The decision curve of the traditional model and traditional+PGGRS model showed that models with the PGGRS had better net benefits than those that only contained traditional factors. A previous study argued that genetic information could be contained in a prediction model for the assessment of cardiovascular disease risk, thus lowering the level of LDL-C in patients [38]. Our results regarding the decision curve resulted in a similar inference, suggesting that genetic information plays a potential role in clinical disease prevention and decision-making.

Notably, the traditional statistical method (Cox regression) and three machine learning algorithms (ANN, RF, GBM) were adopted to construct the prediction model. According to our results, the better method to predict the risk of hypertensive events using genetic factors was machine learning, and the AUCs of the ANN, RF, and GBM methods with the addition of the PGGRS were 0.798, 0.861, and 0.871, respectively. This result demonstrates that using machine learning methods to utilize genetic factors for hypertension prediction is effective and can provide more options for clinical hypertension prediction. Moreover, the GBM exhibited outstanding predictive ability for the risk identification of incident hypertension. Other studies also indicated the critical role of boosting algorithms in diverse diseases [12, 39,40,41]. These findings may be explained by the fact that machine learning can better manage the complicated and indivisible relationships among risk factors.
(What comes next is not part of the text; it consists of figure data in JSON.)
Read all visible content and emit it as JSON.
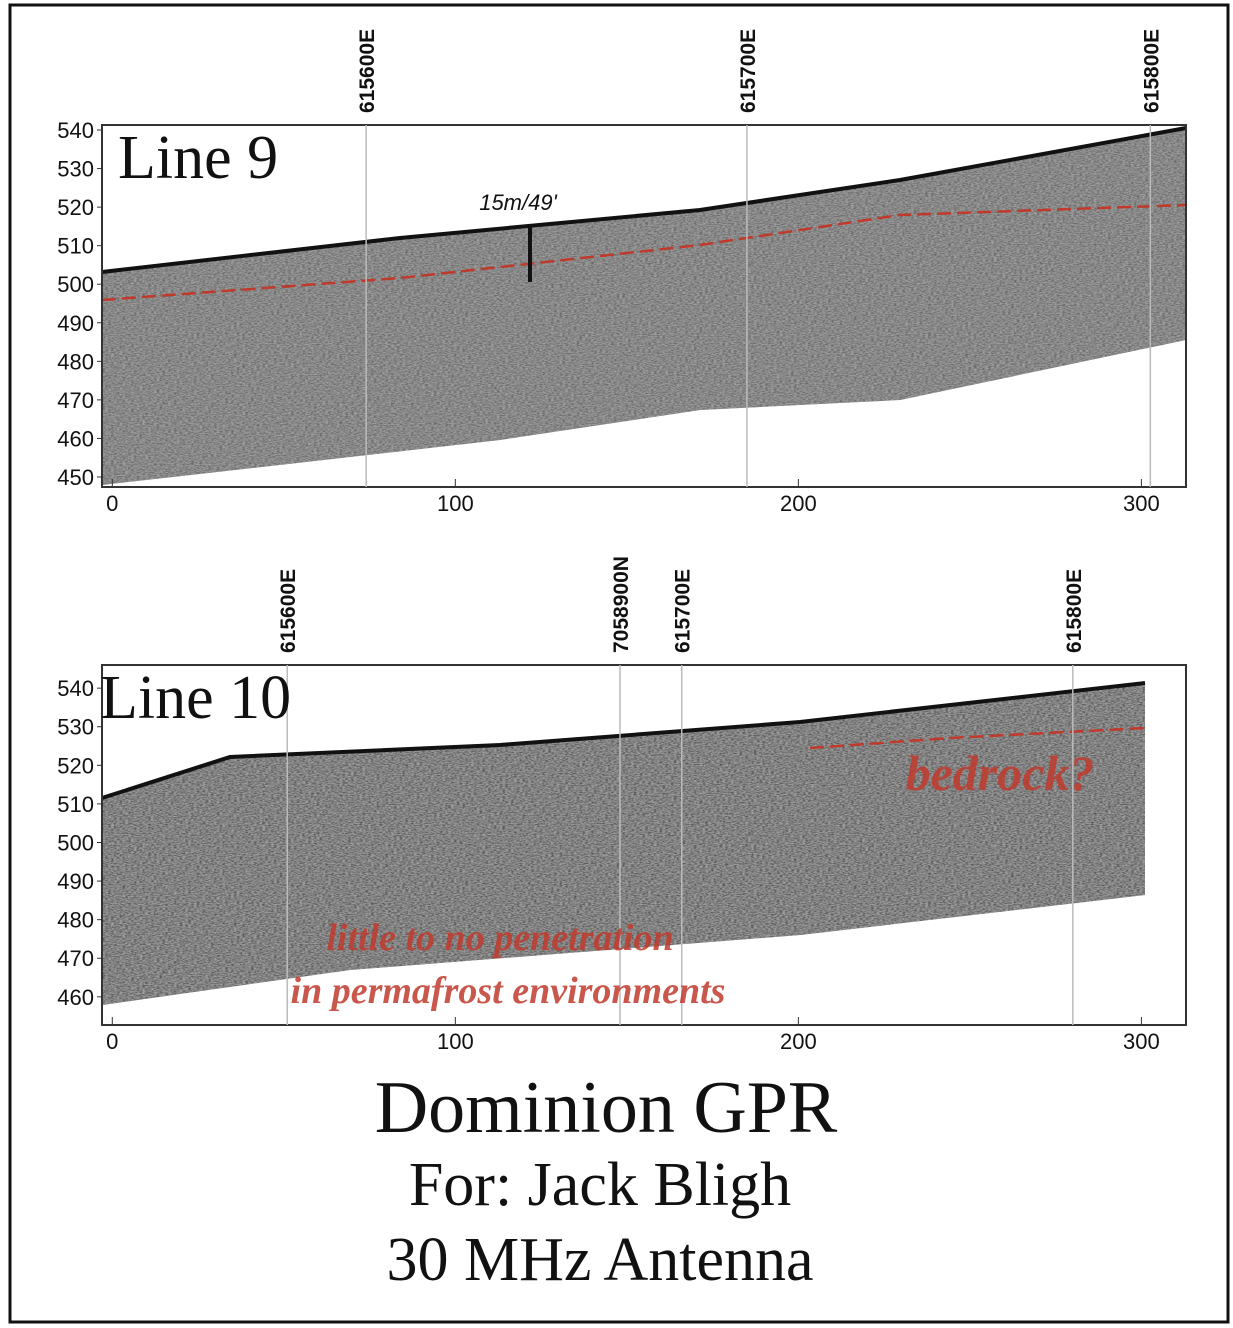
{
  "chart_data": [
    {
      "type": "radargram",
      "title": "Line 9",
      "xlim": [
        -3,
        313
      ],
      "ylim": [
        447.4,
        541.3
      ],
      "xticks": [
        0,
        100,
        200,
        300
      ],
      "yticks": [
        450,
        460,
        470,
        480,
        490,
        500,
        510,
        520,
        530,
        540
      ],
      "utm_ticks": [
        {
          "value": 74,
          "label": "615600E"
        },
        {
          "value": 185,
          "label": "615700E"
        },
        {
          "value": 302.6,
          "label": "615800E"
        }
      ],
      "annotations": [
        "15m/49'"
      ]
    },
    {
      "type": "radargram",
      "title": "Line 10",
      "xlim": [
        -3,
        313
      ],
      "ylim": [
        452.7,
        546
      ],
      "xticks": [
        0,
        100,
        200,
        300
      ],
      "yticks": [
        460,
        470,
        480,
        490,
        500,
        510,
        520,
        530,
        540
      ],
      "utm_ticks": [
        {
          "value": 51,
          "label": "615600E"
        },
        {
          "value": 148,
          "label": "7058900N"
        },
        {
          "value": 166,
          "label": "615700E"
        },
        {
          "value": 280,
          "label": "615800E"
        }
      ],
      "annotations": [
        "bedrock?",
        "little to no penetration",
        "in permafrost environments"
      ]
    }
  ],
  "caption": {
    "title": "Dominion GPR",
    "client": "For: Jack Bligh",
    "antenna": "30 MHz Antenna"
  }
}
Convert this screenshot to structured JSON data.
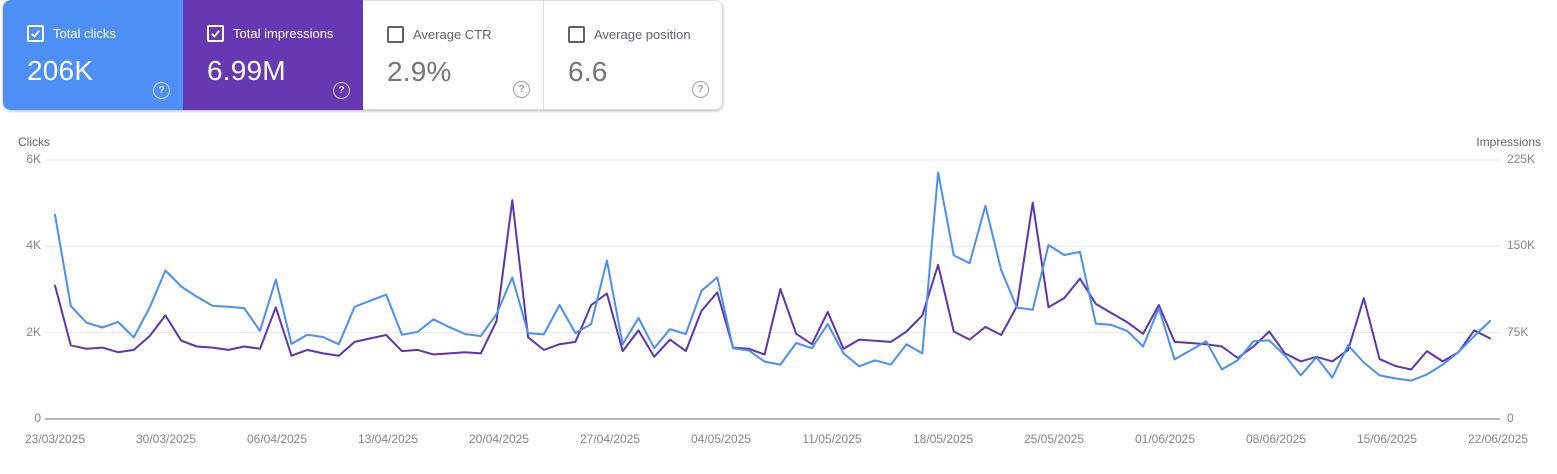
{
  "app": "Search Console Performance",
  "colors": {
    "card_clicks_bg": "#4d8ff5",
    "card_impressions_bg": "#6638b1",
    "line_clicks": "#4b8ff5",
    "line_impressions": "#5e35b1",
    "gridline": "#e9eaed",
    "axis_line": "#9aa0a6",
    "label_grey": "#5f6368",
    "tick_grey": "#80868b",
    "value_grey": "#757575"
  },
  "cards": [
    {
      "label": "Total clicks",
      "value": "206K",
      "checked": true,
      "selected": true,
      "help_glyph": "?"
    },
    {
      "label": "Total impressions",
      "value": "6.99M",
      "checked": true,
      "selected": true,
      "help_glyph": "?"
    },
    {
      "label": "Average CTR",
      "value": "2.9%",
      "checked": false,
      "selected": false,
      "help_glyph": "?"
    },
    {
      "label": "Average position",
      "value": "6.6",
      "checked": false,
      "selected": false,
      "help_glyph": "?"
    }
  ],
  "chart_data": {
    "type": "line",
    "x_start_date": "23/03/2025",
    "x_end_date": "22/06/2025",
    "x_interval": "daily",
    "x_tick_labels": [
      "23/03/2025",
      "30/03/2025",
      "06/04/2025",
      "13/04/2025",
      "20/04/2025",
      "27/04/2025",
      "04/05/2025",
      "11/05/2025",
      "18/05/2025",
      "25/05/2025",
      "01/06/2025",
      "08/06/2025",
      "15/06/2025",
      "22/06/2025"
    ],
    "left_axis": {
      "title": "Clicks",
      "ticks": [
        "0",
        "2K",
        "4K",
        "6K"
      ],
      "tick_values": [
        0,
        2000,
        4000,
        6000
      ],
      "range": [
        0,
        6000
      ]
    },
    "right_axis": {
      "title": "Impressions",
      "ticks": [
        "0",
        "75K",
        "150K",
        "225K"
      ],
      "tick_values": [
        0,
        75000,
        150000,
        225000
      ],
      "range": [
        0,
        225000
      ]
    },
    "grid": true,
    "legend_position": "none",
    "series": [
      {
        "name": "Total clicks",
        "axis": "left",
        "color": "#4b8ff5",
        "values": [
          4730,
          2620,
          2230,
          2120,
          2250,
          1890,
          2580,
          3440,
          3070,
          2830,
          2620,
          2600,
          2570,
          2040,
          3230,
          1740,
          1950,
          1900,
          1730,
          2600,
          2740,
          2880,
          1950,
          2020,
          2310,
          2130,
          1970,
          1920,
          2430,
          3280,
          1990,
          1960,
          2640,
          1990,
          2200,
          3670,
          1730,
          2340,
          1640,
          2080,
          1970,
          2970,
          3280,
          1640,
          1590,
          1330,
          1260,
          1760,
          1640,
          2200,
          1520,
          1220,
          1360,
          1260,
          1730,
          1520,
          5710,
          3790,
          3610,
          4940,
          3450,
          2580,
          2530,
          4030,
          3800,
          3870,
          2210,
          2180,
          2040,
          1680,
          2570,
          1380,
          1590,
          1800,
          1150,
          1360,
          1800,
          1820,
          1470,
          1010,
          1430,
          960,
          1710,
          1310,
          1010,
          940,
          890,
          1030,
          1260,
          1550,
          1920,
          2270
        ]
      },
      {
        "name": "Total impressions",
        "axis": "right",
        "color": "#5e35b1",
        "values": [
          116000,
          64000,
          61000,
          62000,
          58000,
          60000,
          72000,
          90000,
          68000,
          63000,
          62000,
          60000,
          63000,
          61000,
          97000,
          55000,
          60000,
          57000,
          55000,
          67000,
          70000,
          73000,
          59000,
          60000,
          56000,
          57000,
          58000,
          57000,
          85000,
          190000,
          71000,
          60000,
          65000,
          67000,
          99000,
          109000,
          59000,
          77000,
          54000,
          69000,
          59000,
          94000,
          110000,
          62000,
          61000,
          56000,
          113000,
          74000,
          65000,
          93000,
          61000,
          69000,
          68000,
          67000,
          76000,
          90000,
          134000,
          76000,
          69000,
          80000,
          73000,
          98000,
          188000,
          97000,
          105000,
          122000,
          100000,
          92000,
          84000,
          74000,
          99000,
          67000,
          66000,
          65000,
          63000,
          53000,
          63000,
          76000,
          57000,
          50000,
          54000,
          50000,
          60000,
          105000,
          52000,
          46000,
          43000,
          59000,
          50000,
          58000,
          77000,
          70000
        ]
      }
    ]
  }
}
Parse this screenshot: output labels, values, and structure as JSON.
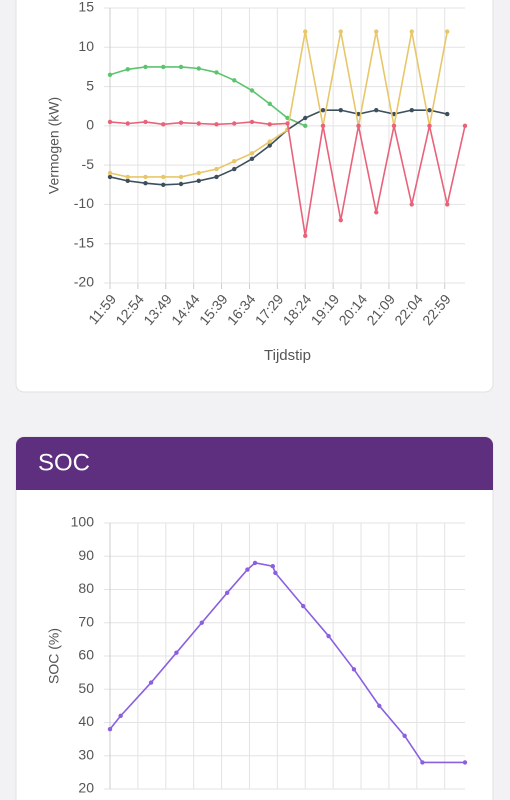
{
  "chart_data": [
    {
      "type": "line",
      "ylabel": "Vermogen (kW)",
      "xlabel": "Tijdstip",
      "xlim": [
        719,
        1419
      ],
      "xticks": [
        {
          "value": 719,
          "label": "11:59"
        },
        {
          "value": 774,
          "label": "12:54"
        },
        {
          "value": 829,
          "label": "13:49"
        },
        {
          "value": 884,
          "label": "14:44"
        },
        {
          "value": 939,
          "label": "15:39"
        },
        {
          "value": 994,
          "label": "16:34"
        },
        {
          "value": 1049,
          "label": "17:29"
        },
        {
          "value": 1104,
          "label": "18:24"
        },
        {
          "value": 1159,
          "label": "19:19"
        },
        {
          "value": 1214,
          "label": "20:14"
        },
        {
          "value": 1269,
          "label": "21:09"
        },
        {
          "value": 1324,
          "label": "22:04"
        },
        {
          "value": 1379,
          "label": "22:59"
        }
      ],
      "ylim": [
        -20,
        15
      ],
      "yticks": [
        -20,
        -15,
        -10,
        -5,
        0,
        5,
        10,
        15
      ],
      "grid": true,
      "x": [
        719,
        754,
        789,
        824,
        859,
        894,
        929,
        964,
        999,
        1034,
        1069,
        1104,
        1139,
        1174,
        1209,
        1244,
        1279,
        1314,
        1349,
        1384,
        1419
      ],
      "series": [
        {
          "color": "#5cc46e",
          "values": [
            6.5,
            7.2,
            7.5,
            7.5,
            7.5,
            7.3,
            6.8,
            5.8,
            4.5,
            2.8,
            1,
            0,
            null,
            null,
            null,
            null,
            null,
            null,
            null,
            null,
            null
          ]
        },
        {
          "color": "#3d4f5c",
          "values": [
            -6.5,
            -7,
            -7.3,
            -7.5,
            -7.4,
            -7,
            -6.5,
            -5.5,
            -4.2,
            -2.5,
            -0.5,
            1,
            2,
            2,
            1.5,
            2,
            1.5,
            2,
            2,
            1.5,
            null
          ]
        },
        {
          "color": "#e8c76a",
          "values": [
            -6,
            -6.5,
            -6.5,
            -6.5,
            -6.5,
            -6,
            -5.5,
            -4.5,
            -3.5,
            -2,
            -0.5,
            12,
            0,
            12,
            0,
            12,
            0,
            12,
            0,
            12,
            null
          ]
        },
        {
          "color": "#e8637a",
          "values": [
            0.5,
            0.3,
            0.5,
            0.2,
            0.4,
            0.3,
            0.2,
            0.3,
            0.5,
            0.2,
            0.3,
            -14,
            0,
            -12,
            0,
            -11,
            0,
            -10,
            0,
            -10,
            0
          ]
        }
      ]
    },
    {
      "type": "line",
      "title": "SOC",
      "ylabel": "SOC (%)",
      "xlim": [
        719,
        1419
      ],
      "ylim": [
        20,
        100
      ],
      "yticks": [
        20,
        30,
        40,
        50,
        60,
        70,
        80,
        90,
        100
      ],
      "grid": true,
      "x": [
        719,
        740,
        800,
        850,
        900,
        950,
        990,
        1005,
        1040,
        1045,
        1100,
        1150,
        1200,
        1250,
        1300,
        1335,
        1419
      ],
      "series": [
        {
          "color": "#8a5fe0",
          "values": [
            38,
            42,
            52,
            61,
            70,
            79,
            86,
            88,
            87,
            85,
            75,
            66,
            56,
            45,
            36,
            28,
            28
          ]
        }
      ]
    }
  ]
}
This research, conducted in a rural Chinese cohort, can better demonstrate the causal relationship between variables and outcomes, thus better demonstrating the effect of genetic factors on incident hypertension prediction in resource-limited areas. In addition, the machine learning methods were used to build the model to maximize the utilization of data. Nonetheless, several limitations need to be concerned. First, this study only verified the results of the analysis in the same population that was randomly divided into a train dataset and a test dataset, which may interfere with the extrapolation of the conclusion. Second, the 3-year follow-up may be insufficient to account for the long-term impact of genetic factors on the development of hypertension, and the results should be confirmed in subsequent studies in our cohort or in other cohort studies with longer follow-up durations. Third, only 13 hypertension-related SNPs were detected and included in the GRS, and the possible interaction between genetic variants and environmental factors was not considered; consequently, the effect of genetic information in predicting hypertension may not have been fully discovered.

Conclusion

To what extent genetic elements affect incident hypertension was previously undetermined, peculiarly in areas with limited resources. Based on a rural prospective study conducted in China, the present study found a significant relationship of genetic elements with incident hypertension. In addition, the addition of the PGGRS resulted in more significant improvements to the traditional model both in terms of discrimination and reclassification, while the use of machine learning methods could result in even more improvements. The results suggested the potential clinical use of genetic elements in predicting incident hypertension leveraging machine learning techniques.